Use retrieval for documents, help centers, source files, tickets, PDFs, spreadsheets, or anything that should be searched as an external corpus:

await docsCorpus.sync(loader.load())
const hits = await docs.retrieve('enterprise SSO setup')

Use retrievalPipeline() when the retriever finds candidates but needs better query planning, broader recall, parent context, compression, diversity, or recency scoring:

const advancedDocs = retrievalPipeline(docs, [
  multiQuery({ generate, model, count: 4 }),
  parentExpand({ store }),
  diversify({ strategy: 'mmr', limit: 8 }),
])

Use grounding() when the answer must cite retrieved evidence and Crux should validate the citation contract:

const groundedDocs = grounding({
  id: 'docs',
  retriever: advancedDocs,
  query: ({ input }) => input.question,
  citations: { required: true, quotes: 'required' },
})

Use a Quality suite when you want to prove the setup still works after changing chunking, retrieval, grounding, or prompts:

import { expect, quality, suite, target } from '@crux/core/quality'

await quality({ id: 'docs-rag' }).evaluate({
  suite: suite<{ question: string }>('docs', (test) => {
    test('enterprise SSO', {
      input: { question: 'How do I configure SSO?' },
      expect: (ctx) => expect.retrieval(ctx).toContainHit({ sourceId: 'sso.md' }),
    })
  }),
  target: target.retriever(advancedDocs, {
    query: ({ question }) => question,
  }),
})

For the full quality loop, see RAG Quality.

Primitive Boundaries

The boundaries are there so users can swap one layer without rewriting the rest:

// Vector generation policy
embedding({ preprocess, truncate, retry, cache })

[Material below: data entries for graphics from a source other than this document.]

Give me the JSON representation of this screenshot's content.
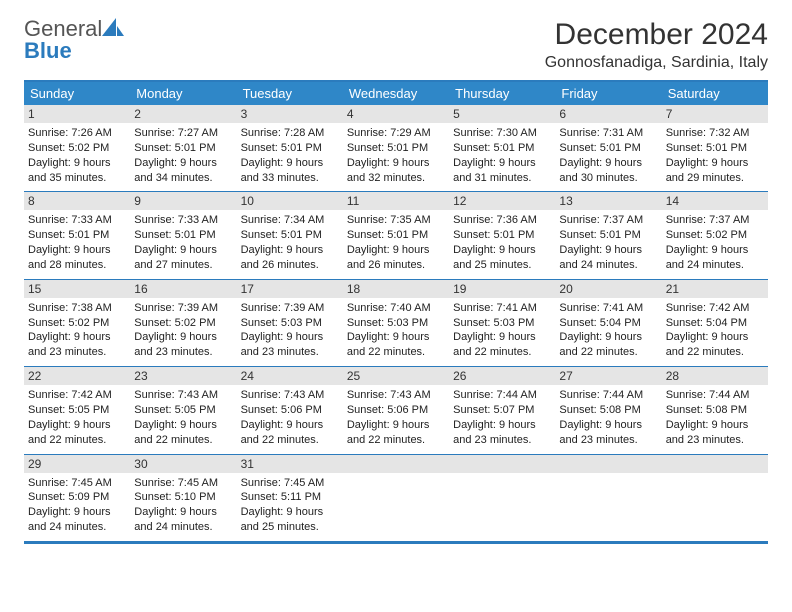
{
  "logo": {
    "word1": "General",
    "word2": "Blue",
    "icon_color": "#2b7bbd"
  },
  "header": {
    "title": "December 2024",
    "location": "Gonnosfanadiga, Sardinia, Italy"
  },
  "calendar": {
    "header_bg": "#2f87c8",
    "border_color": "#2b7bbd",
    "daynum_bg": "#e5e5e5",
    "day_names": [
      "Sunday",
      "Monday",
      "Tuesday",
      "Wednesday",
      "Thursday",
      "Friday",
      "Saturday"
    ],
    "weeks": [
      [
        {
          "n": "1",
          "sr": "Sunrise: 7:26 AM",
          "ss": "Sunset: 5:02 PM",
          "d1": "Daylight: 9 hours",
          "d2": "and 35 minutes."
        },
        {
          "n": "2",
          "sr": "Sunrise: 7:27 AM",
          "ss": "Sunset: 5:01 PM",
          "d1": "Daylight: 9 hours",
          "d2": "and 34 minutes."
        },
        {
          "n": "3",
          "sr": "Sunrise: 7:28 AM",
          "ss": "Sunset: 5:01 PM",
          "d1": "Daylight: 9 hours",
          "d2": "and 33 minutes."
        },
        {
          "n": "4",
          "sr": "Sunrise: 7:29 AM",
          "ss": "Sunset: 5:01 PM",
          "d1": "Daylight: 9 hours",
          "d2": "and 32 minutes."
        },
        {
          "n": "5",
          "sr": "Sunrise: 7:30 AM",
          "ss": "Sunset: 5:01 PM",
          "d1": "Daylight: 9 hours",
          "d2": "and 31 minutes."
        },
        {
          "n": "6",
          "sr": "Sunrise: 7:31 AM",
          "ss": "Sunset: 5:01 PM",
          "d1": "Daylight: 9 hours",
          "d2": "and 30 minutes."
        },
        {
          "n": "7",
          "sr": "Sunrise: 7:32 AM",
          "ss": "Sunset: 5:01 PM",
          "d1": "Daylight: 9 hours",
          "d2": "and 29 minutes."
        }
      ],
      [
        {
          "n": "8",
          "sr": "Sunrise: 7:33 AM",
          "ss": "Sunset: 5:01 PM",
          "d1": "Daylight: 9 hours",
          "d2": "and 28 minutes."
        },
        {
          "n": "9",
          "sr": "Sunrise: 7:33 AM",
          "ss": "Sunset: 5:01 PM",
          "d1": "Daylight: 9 hours",
          "d2": "and 27 minutes."
        },
        {
          "n": "10",
          "sr": "Sunrise: 7:34 AM",
          "ss": "Sunset: 5:01 PM",
          "d1": "Daylight: 9 hours",
          "d2": "and 26 minutes."
        },
        {
          "n": "11",
          "sr": "Sunrise: 7:35 AM",
          "ss": "Sunset: 5:01 PM",
          "d1": "Daylight: 9 hours",
          "d2": "and 26 minutes."
        },
        {
          "n": "12",
          "sr": "Sunrise: 7:36 AM",
          "ss": "Sunset: 5:01 PM",
          "d1": "Daylight: 9 hours",
          "d2": "and 25 minutes."
        },
        {
          "n": "13",
          "sr": "Sunrise: 7:37 AM",
          "ss": "Sunset: 5:01 PM",
          "d1": "Daylight: 9 hours",
          "d2": "and 24 minutes."
        },
        {
          "n": "14",
          "sr": "Sunrise: 7:37 AM",
          "ss": "Sunset: 5:02 PM",
          "d1": "Daylight: 9 hours",
          "d2": "and 24 minutes."
        }
      ],
      [
        {
          "n": "15",
          "sr": "Sunrise: 7:38 AM",
          "ss": "Sunset: 5:02 PM",
          "d1": "Daylight: 9 hours",
          "d2": "and 23 minutes."
        },
        {
          "n": "16",
          "sr": "Sunrise: 7:39 AM",
          "ss": "Sunset: 5:02 PM",
          "d1": "Daylight: 9 hours",
          "d2": "and 23 minutes."
        },
        {
          "n": "17",
          "sr": "Sunrise: 7:39 AM",
          "ss": "Sunset: 5:03 PM",
          "d1": "Daylight: 9 hours",
          "d2": "and 23 minutes."
        },
        {
          "n": "18",
          "sr": "Sunrise: 7:40 AM",
          "ss": "Sunset: 5:03 PM",
          "d1": "Daylight: 9 hours",
          "d2": "and 22 minutes."
        },
        {
          "n": "19",
          "sr": "Sunrise: 7:41 AM",
          "ss": "Sunset: 5:03 PM",
          "d1": "Daylight: 9 hours",
          "d2": "and 22 minutes."
        },
        {
          "n": "20",
          "sr": "Sunrise: 7:41 AM",
          "ss": "Sunset: 5:04 PM",
          "d1": "Daylight: 9 hours",
          "d2": "and 22 minutes."
        },
        {
          "n": "21",
          "sr": "Sunrise: 7:42 AM",
          "ss": "Sunset: 5:04 PM",
          "d1": "Daylight: 9 hours",
          "d2": "and 22 minutes."
        }
      ],
      [
        {
          "n": "22",
          "sr": "Sunrise: 7:42 AM",
          "ss": "Sunset: 5:05 PM",
          "d1": "Daylight: 9 hours",
          "d2": "and 22 minutes."
        },
        {
          "n": "23",
          "sr": "Sunrise: 7:43 AM",
          "ss": "Sunset: 5:05 PM",
          "d1": "Daylight: 9 hours",
          "d2": "and 22 minutes."
        },
        {
          "n": "24",
          "sr": "Sunrise: 7:43 AM",
          "ss": "Sunset: 5:06 PM",
          "d1": "Daylight: 9 hours",
          "d2": "and 22 minutes."
        },
        {
          "n": "25",
          "sr": "Sunrise: 7:43 AM",
          "ss": "Sunset: 5:06 PM",
          "d1": "Daylight: 9 hours",
          "d2": "and 22 minutes."
        },
        {
          "n": "26",
          "sr": "Sunrise: 7:44 AM",
          "ss": "Sunset: 5:07 PM",
          "d1": "Daylight: 9 hours",
          "d2": "and 23 minutes."
        },
        {
          "n": "27",
          "sr": "Sunrise: 7:44 AM",
          "ss": "Sunset: 5:08 PM",
          "d1": "Daylight: 9 hours",
          "d2": "and 23 minutes."
        },
        {
          "n": "28",
          "sr": "Sunrise: 7:44 AM",
          "ss": "Sunset: 5:08 PM",
          "d1": "Daylight: 9 hours",
          "d2": "and 23 minutes."
        }
      ],
      [
        {
          "n": "29",
          "sr": "Sunrise: 7:45 AM",
          "ss": "Sunset: 5:09 PM",
          "d1": "Daylight: 9 hours",
          "d2": "and 24 minutes."
        },
        {
          "n": "30",
          "sr": "Sunrise: 7:45 AM",
          "ss": "Sunset: 5:10 PM",
          "d1": "Daylight: 9 hours",
          "d2": "and 24 minutes."
        },
        {
          "n": "31",
          "sr": "Sunrise: 7:45 AM",
          "ss": "Sunset: 5:11 PM",
          "d1": "Daylight: 9 hours",
          "d2": "and 25 minutes."
        },
        null,
        null,
        null,
        null
      ]
    ]
  }
}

// Source loading and parsing
filesSource({ directory: './docs' }).load()

// Write-time document preparation
indexer({ pipeline: indexingPipeline({ chunker: chunker.structured() }) })

// Read-time search defaults
retriever({ search: { mode: 'hybrid', limit: 8 } })

// Query-time result shaping
retrievalPipeline(docs, [multiQuery(...), compress(...)])

// Evidence injection and citation validation
grounding({ retriever: docs, citations: { required: true } })

If your backend already has its own search API, use a custom retriever({ async retrieve() { ... } }). Crux does not force advanced users through a vector-store abstraction.